Beyond the glass walls of Tuomey Hall, renowned artist Caleb O’Connor coats an enormous 14 by 9 feet linen canvas with thick, white gesso. Rested against the walls of the studio are more massive paintings in final stages of completion.
O’Connor has been commissioned by the United States General Service Administration to paint 16 wall-sized murals for the federal building in downtown Tuscaloosa.
Members of GSA and U.S. District Judge Scott Coogler selected O’Connor from hundreds of artists and chose him for his strengths in realistic paintings and great attention to detail.
O’Connor said Coogler was looking for someone to paint realistic images instead of abstractions.
Each of the 16 paintings will depict scenes from significant moments in the city’s history and culture. The first piece in the series will be of the Native Americans that settled in Moundville, O’Connor said.
Others in the timeline will include scenes from the Revolutionary War, the Civil War, World War II and images of settlers and pioneers of the city. Some of the paintings will illustrate slavery, industry and the building of locks and dams along the Black Warrior River.
“I want to react to the community, whatever I feel like is capturing the essence of that time,” O’Connor said.
Other than historical figures represented in the paintings, O’Connor uses models from around the city to involve the community.
In one painting in the studio, local children and families run around Capitol Park, where the old capitol building once stood on its grounds.
Another piece propped against the wall shows University President Robert Witt walking on the quad, talking with a student, with Denny Chimes rising high in the background.
In the left hand corner of the painting, Coach Paul “Bear” Bryant walks along in his signature houndstooth hat and crimson blazer.
Standing inches from the paintings you see painstaking attention to detail, like the tiny braids in a child’s hair and ripples in a Union flag in the painting of the burning of the rotunda on the University campus.

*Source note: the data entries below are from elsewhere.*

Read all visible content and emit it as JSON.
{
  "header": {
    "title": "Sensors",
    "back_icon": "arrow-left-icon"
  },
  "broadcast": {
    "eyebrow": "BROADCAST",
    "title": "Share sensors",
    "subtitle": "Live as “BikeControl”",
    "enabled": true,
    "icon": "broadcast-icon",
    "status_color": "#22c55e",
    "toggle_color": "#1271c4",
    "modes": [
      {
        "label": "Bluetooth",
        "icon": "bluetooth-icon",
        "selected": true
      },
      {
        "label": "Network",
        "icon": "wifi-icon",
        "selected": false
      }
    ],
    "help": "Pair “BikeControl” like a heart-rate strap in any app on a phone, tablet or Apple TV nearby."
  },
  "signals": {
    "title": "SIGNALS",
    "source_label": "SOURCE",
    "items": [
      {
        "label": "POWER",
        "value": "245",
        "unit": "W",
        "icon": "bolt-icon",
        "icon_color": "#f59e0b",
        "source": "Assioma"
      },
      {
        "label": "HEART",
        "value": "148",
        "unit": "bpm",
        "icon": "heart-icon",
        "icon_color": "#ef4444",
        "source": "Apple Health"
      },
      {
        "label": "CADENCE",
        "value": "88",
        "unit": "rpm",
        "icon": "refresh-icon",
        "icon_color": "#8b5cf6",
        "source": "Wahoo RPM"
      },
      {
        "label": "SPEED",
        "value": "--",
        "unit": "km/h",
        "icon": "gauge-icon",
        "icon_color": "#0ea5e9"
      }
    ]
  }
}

Born and raised in Hawaii, O’Connor moved to Baltimore to attend the Maryland Institute College of Art where he studied under renowned painting professors Israel Hershberg, Mark Karnes, Barry Nemett and Raul Middleman.
After graduating, O’Connor was awarded a Fulbright grant to study for nine months in Seravezza, Italy, located near Pietrasanta, a city known for its marble and bronze sculpture.

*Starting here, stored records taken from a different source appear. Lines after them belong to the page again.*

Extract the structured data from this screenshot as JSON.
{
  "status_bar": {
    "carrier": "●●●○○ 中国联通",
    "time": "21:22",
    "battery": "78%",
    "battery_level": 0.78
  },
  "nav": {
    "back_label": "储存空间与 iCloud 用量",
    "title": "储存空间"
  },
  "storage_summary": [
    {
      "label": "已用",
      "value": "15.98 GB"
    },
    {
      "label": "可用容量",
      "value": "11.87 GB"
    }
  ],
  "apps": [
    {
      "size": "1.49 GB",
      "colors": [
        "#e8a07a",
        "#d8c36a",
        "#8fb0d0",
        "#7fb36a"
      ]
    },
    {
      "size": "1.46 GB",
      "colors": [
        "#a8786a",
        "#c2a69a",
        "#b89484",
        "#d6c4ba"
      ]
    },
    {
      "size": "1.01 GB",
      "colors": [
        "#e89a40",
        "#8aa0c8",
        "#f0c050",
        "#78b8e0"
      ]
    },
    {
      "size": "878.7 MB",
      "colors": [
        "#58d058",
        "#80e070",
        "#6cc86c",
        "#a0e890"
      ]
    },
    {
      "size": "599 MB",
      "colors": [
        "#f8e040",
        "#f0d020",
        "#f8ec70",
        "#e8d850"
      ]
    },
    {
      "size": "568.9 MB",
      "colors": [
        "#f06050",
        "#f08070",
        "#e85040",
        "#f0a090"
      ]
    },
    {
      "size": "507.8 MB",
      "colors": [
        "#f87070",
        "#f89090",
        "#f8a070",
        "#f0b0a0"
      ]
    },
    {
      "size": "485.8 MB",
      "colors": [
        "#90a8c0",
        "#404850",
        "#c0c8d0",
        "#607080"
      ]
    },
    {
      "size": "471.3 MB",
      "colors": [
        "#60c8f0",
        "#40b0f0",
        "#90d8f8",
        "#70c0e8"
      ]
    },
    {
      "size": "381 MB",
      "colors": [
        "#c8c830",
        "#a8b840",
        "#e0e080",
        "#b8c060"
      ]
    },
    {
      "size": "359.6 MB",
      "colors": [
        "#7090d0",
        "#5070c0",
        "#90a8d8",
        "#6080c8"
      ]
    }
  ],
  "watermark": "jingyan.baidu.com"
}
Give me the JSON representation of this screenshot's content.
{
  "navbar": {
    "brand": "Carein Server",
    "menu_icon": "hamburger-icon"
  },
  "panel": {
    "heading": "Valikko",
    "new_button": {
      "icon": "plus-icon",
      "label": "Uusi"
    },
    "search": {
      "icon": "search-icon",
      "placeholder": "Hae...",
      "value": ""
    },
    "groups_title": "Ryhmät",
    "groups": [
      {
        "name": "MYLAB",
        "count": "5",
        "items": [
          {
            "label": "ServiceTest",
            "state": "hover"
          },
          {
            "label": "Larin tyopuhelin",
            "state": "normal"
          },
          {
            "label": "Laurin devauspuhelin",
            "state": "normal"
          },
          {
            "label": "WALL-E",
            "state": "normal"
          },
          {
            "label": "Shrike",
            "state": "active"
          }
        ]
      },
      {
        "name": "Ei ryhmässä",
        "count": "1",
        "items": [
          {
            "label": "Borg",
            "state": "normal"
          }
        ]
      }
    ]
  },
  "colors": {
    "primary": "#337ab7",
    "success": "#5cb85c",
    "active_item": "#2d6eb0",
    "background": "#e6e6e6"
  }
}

In Italy O’Connor studied how to carve marble, something he said he prefers to painting. O’Connor said when he returned home to the states, he wanted to build marble fountains and place them around the country, something he still wants to do today, but he soon realized it wasn’t a very realistic goal.
While living in Chicago in 2009, O’Connor received an e-mail in his spam folder from a GSA representative asking him to do this project.

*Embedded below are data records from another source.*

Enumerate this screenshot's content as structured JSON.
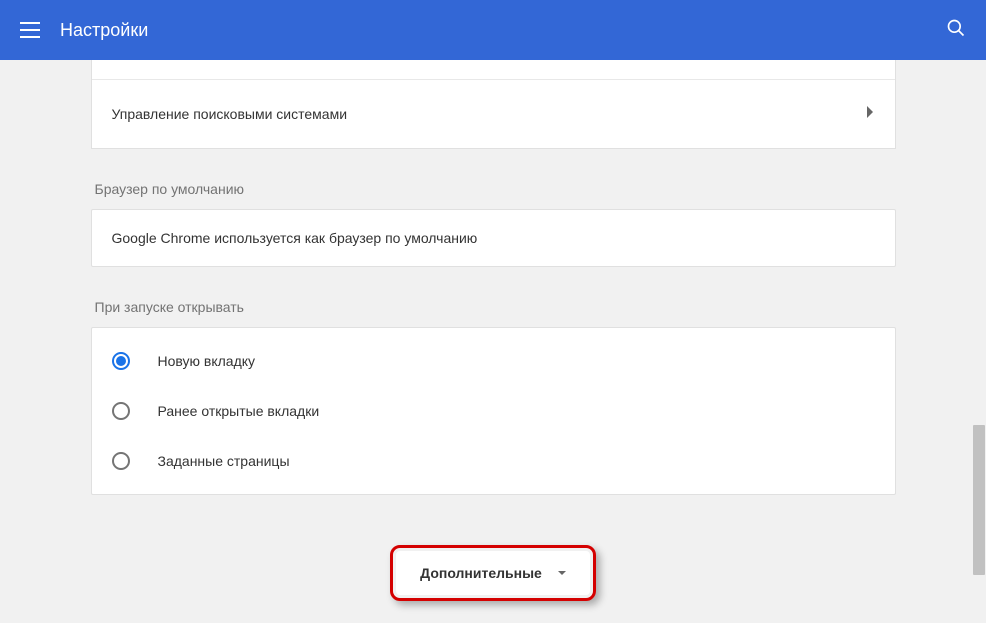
{
  "header": {
    "title": "Настройки"
  },
  "search_engines": {
    "manage_label": "Управление поисковыми системами"
  },
  "default_browser": {
    "section_title": "Браузер по умолчанию",
    "status_text": "Google Chrome используется как браузер по умолчанию"
  },
  "on_startup": {
    "section_title": "При запуске открывать",
    "options": [
      {
        "label": "Новую вкладку",
        "selected": true
      },
      {
        "label": "Ранее открытые вкладки",
        "selected": false
      },
      {
        "label": "Заданные страницы",
        "selected": false
      }
    ]
  },
  "advanced": {
    "label": "Дополнительные"
  }
}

“My desire is to share whenever I have the possibility,” O’Connor said. “That’s what motivated me to take this project.”
O’Connor and his family moved to Tuscaloosa in July of 2009 so that he could be close to the subject and plan to stay at least until the project is completed.
“I spend a lot of time in the studio, with my family, just ruminating,” he said. “But this project has brought me much closer to the public than I’m used to.”
O’Connor says he gets several visitors to his campus studio almost every day and encourages others to stop by and check out what’s going on.
Hallie Paul, a junior in New College, has visited O’Connor’s studio and said having him on campus is cool because it allows him to interact with the students.
“He seems to really want to immerse himself in the community and wants to learn from the students, but at the same time, have them interact with the art,” Paul said.
The deadline for the project is September of this year. Six of the 16 paintings are completed. When they are completed eight paintings will hang along the walls on each side of a grand hallway.